American ice hockey player (born 1988)

Kyle Henry Erovre Okposo (born April 16, 1988) is an American former professional ice hockey right winger who played 17 seasons in the National Hockey League (NHL) for the New York Islanders, Buffalo Sabres, and Florida Panthers. He was drafted seventh overall by the Islanders in the 2006 NHL entry draft. Okposo won the Stanley Cup with the Panthers in 2024.

==Playing career==

===Junior and college===
Okposo played one season in the United States Hockey League (USHL) with the Des Moines Buccaneers, in which he was named the most valuable player of the USHL playoffs and the league's top rookie. He helped the Buccaneers to a Clark Cup victory.

During his freshman season at University of Minnesota, Okposo was placed at the center position, even though he is a natural winger. Throughout most of the season this became his most common position due to the abundance of wingers on the team.

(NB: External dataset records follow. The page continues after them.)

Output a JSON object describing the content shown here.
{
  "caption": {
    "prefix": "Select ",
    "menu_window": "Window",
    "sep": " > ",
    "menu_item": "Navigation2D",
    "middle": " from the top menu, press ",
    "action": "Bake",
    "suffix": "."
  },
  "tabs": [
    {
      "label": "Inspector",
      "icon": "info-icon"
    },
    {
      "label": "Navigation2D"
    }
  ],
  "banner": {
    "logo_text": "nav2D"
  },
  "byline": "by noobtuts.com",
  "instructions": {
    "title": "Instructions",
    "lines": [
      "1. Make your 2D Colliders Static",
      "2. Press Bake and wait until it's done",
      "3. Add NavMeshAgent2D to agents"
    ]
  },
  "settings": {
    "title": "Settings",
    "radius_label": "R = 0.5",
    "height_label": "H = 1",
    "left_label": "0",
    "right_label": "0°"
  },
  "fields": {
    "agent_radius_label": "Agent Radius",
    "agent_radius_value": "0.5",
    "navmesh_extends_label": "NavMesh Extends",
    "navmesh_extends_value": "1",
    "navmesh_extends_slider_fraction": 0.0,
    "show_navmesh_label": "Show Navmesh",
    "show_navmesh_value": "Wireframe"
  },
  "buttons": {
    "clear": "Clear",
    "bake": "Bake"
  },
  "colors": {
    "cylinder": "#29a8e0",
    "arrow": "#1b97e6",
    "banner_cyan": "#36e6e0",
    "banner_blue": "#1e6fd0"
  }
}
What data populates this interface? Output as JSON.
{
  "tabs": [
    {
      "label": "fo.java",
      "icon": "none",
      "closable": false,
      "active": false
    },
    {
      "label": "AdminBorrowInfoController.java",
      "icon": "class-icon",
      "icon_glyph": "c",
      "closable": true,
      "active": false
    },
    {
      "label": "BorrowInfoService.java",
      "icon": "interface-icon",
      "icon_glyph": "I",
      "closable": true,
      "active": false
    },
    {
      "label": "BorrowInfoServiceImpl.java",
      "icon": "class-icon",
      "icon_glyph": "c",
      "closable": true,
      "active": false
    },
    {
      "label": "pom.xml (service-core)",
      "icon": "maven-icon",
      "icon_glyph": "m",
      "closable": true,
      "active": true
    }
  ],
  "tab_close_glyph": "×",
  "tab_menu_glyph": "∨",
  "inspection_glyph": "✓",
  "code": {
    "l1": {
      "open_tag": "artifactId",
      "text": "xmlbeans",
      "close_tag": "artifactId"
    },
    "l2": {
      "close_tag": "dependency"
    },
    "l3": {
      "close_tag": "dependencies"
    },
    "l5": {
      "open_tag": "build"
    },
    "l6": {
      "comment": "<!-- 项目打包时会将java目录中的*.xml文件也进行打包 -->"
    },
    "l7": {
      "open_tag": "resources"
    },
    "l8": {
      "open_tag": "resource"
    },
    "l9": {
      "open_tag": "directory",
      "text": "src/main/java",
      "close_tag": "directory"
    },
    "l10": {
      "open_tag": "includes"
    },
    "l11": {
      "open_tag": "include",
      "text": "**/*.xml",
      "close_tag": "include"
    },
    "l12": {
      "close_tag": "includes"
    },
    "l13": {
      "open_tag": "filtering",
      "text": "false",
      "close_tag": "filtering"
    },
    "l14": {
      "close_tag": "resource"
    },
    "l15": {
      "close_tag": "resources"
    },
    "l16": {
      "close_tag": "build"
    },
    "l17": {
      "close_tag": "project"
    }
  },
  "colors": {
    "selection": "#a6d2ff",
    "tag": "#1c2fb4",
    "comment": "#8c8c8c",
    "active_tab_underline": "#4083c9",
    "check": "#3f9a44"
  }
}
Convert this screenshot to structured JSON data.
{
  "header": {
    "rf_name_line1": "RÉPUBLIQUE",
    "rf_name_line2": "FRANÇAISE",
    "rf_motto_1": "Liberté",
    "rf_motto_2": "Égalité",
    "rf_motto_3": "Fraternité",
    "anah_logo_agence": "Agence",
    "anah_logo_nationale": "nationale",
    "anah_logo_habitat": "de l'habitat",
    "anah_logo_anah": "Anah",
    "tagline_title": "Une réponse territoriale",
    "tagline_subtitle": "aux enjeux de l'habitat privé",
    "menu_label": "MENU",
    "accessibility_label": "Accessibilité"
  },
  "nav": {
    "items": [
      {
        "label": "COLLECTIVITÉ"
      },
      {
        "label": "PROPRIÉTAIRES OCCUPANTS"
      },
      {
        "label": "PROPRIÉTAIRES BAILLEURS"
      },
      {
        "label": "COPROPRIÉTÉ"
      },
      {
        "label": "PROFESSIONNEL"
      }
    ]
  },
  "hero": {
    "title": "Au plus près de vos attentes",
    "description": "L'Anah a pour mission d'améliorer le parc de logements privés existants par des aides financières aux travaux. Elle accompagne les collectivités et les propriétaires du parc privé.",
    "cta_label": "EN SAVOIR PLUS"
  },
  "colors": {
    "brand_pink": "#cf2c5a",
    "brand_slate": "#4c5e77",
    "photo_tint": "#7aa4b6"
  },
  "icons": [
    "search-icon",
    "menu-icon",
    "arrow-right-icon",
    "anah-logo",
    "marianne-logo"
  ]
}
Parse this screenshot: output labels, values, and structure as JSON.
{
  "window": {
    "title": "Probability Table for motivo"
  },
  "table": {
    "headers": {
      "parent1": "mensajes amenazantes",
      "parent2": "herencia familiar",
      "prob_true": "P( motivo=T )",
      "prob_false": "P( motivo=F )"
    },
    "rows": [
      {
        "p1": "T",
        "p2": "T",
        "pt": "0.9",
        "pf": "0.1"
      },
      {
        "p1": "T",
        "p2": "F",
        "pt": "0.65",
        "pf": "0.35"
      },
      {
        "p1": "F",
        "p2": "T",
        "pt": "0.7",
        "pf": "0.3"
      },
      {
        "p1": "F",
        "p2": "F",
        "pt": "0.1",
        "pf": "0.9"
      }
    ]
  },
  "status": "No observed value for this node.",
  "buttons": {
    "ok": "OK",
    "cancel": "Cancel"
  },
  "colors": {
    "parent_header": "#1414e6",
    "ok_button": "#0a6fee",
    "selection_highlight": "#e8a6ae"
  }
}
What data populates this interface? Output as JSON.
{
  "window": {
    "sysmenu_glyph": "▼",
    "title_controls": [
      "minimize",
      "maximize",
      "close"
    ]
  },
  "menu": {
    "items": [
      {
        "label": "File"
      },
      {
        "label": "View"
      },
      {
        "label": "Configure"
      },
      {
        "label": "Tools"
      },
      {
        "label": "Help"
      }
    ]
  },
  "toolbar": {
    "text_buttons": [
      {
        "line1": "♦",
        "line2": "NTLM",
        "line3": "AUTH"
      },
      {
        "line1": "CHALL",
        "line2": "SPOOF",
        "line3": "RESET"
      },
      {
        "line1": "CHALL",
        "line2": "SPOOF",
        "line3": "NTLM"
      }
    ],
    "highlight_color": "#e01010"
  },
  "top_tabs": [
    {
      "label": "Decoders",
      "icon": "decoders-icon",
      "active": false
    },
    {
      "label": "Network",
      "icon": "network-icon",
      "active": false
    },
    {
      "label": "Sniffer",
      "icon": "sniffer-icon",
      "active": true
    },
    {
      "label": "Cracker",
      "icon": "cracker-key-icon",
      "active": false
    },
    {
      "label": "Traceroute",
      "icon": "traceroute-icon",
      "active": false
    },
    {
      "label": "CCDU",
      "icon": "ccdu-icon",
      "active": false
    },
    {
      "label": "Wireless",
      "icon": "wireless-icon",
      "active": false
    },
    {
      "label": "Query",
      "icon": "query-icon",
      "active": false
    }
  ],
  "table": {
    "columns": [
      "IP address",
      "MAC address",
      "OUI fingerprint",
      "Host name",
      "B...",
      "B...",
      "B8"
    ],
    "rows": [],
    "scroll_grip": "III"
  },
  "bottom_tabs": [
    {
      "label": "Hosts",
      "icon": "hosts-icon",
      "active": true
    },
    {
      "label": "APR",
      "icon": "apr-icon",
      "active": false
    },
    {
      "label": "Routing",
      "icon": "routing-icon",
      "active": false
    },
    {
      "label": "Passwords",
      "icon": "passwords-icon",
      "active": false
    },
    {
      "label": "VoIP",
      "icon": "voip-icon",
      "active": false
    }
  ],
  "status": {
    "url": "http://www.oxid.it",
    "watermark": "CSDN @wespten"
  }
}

On June 7, 2007, Okposo announced he would be returning to the University of Minnesota for the 2007–08 season. Okposo played for Minnesota until December 19, 2007, when he decided to sign a three-year, entry-level contract with the Islanders.

Okposo's decision to leave school was considered controversial by some. As a response to questioning, Islanders general manager Garth Snow told the Minneapolis Star-Tribune, "Quite frankly, we weren't happy with the program. They have a responsibility to coach, to make Kyle a better player, and they were not doing that."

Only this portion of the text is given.